The uncomfortable and inconvenient fact is that there isn’t the room or the resources on this one planet for all of us to live 1000-page western-style tomes. And the corollary is, if we are well and truly fucked, then the stories that my own children will be able to write will be markedly different than the one I am halfway through writing.
This is proving to be a tremendous source of anger, grief and guilt: anger towards those who continue to take and take and fail to understand the meaning of enough; grief for those who are coming along in our wake, the ones who will be tasked with cleaning up an insurmountable mess; guilt for the role I have played in all this.
So I’ve been thinking quite deeply about my own story.

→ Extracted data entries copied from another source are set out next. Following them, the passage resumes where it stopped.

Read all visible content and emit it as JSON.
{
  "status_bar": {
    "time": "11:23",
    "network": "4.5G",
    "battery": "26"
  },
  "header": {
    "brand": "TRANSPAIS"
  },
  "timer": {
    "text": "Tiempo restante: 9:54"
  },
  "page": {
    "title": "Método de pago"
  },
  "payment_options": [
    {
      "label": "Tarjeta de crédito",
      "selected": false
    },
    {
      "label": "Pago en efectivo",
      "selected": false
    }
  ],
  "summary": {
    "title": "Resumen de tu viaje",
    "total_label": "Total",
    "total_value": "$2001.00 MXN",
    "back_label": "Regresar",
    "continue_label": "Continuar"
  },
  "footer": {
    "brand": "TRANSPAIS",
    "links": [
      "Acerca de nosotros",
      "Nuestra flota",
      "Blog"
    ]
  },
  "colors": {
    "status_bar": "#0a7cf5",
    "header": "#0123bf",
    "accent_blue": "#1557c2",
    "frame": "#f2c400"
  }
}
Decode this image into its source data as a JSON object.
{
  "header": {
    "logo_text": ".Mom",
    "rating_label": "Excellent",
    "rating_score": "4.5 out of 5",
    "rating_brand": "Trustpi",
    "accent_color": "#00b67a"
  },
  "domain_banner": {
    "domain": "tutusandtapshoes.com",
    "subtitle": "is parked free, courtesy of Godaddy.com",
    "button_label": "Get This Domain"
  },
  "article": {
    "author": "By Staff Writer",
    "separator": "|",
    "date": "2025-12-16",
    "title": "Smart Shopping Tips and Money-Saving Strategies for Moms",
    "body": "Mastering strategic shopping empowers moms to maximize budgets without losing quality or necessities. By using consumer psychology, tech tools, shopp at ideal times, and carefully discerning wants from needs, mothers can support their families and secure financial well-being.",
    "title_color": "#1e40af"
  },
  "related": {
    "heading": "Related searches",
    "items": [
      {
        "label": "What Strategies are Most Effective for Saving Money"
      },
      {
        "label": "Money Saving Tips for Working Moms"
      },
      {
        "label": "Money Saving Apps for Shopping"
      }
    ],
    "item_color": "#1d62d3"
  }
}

About wanting to edit, to keep it concise and to the point. About wanting it to be a small and responsible tale. About wanting to do my best to take only enough, to focus on needs, not wants. About recognizing my 1-in-7.5 billion-who-the-hell-do-I-think-I-am utter insignificance.
Thinking about insignificance pulled this bit of Macbethian Shakespeare from my (very limited) stores:
… all our yesterdays have lighted foolsThe way to dusty death. Out, out, brief candle!Life’s but a walking shadow, a poor playerThat struts and frets his hour upon the stageAnd then is heard no more. It is a taleTold by an idiot, full of sound and fury,Signifying nothing.
Which brings me back full circle: if it all signifies nothing, if this once-existence doesn’t matter, then surely that means our 21st-century tales of sound and fury should be responsible ones; surely that means that our collective robbing of future others of their sound and fury will someday be viewed through a very brittle lens indeed.
And surely that means that those of us who care about such things should not stop trying?
All of which is a really, really, really long-winded way of saying I’m going to next week’s PTO meeting. And I will try, once again, to see if I can convince them to please please please think of the environment. I’m so nervous I’m actually nauseous.
(On a more positive note, we’ve just wrapped up yet another crap-free book fair. I’m happy to report not a single child or parent asked if we had any erasers or light-up pens for sale.)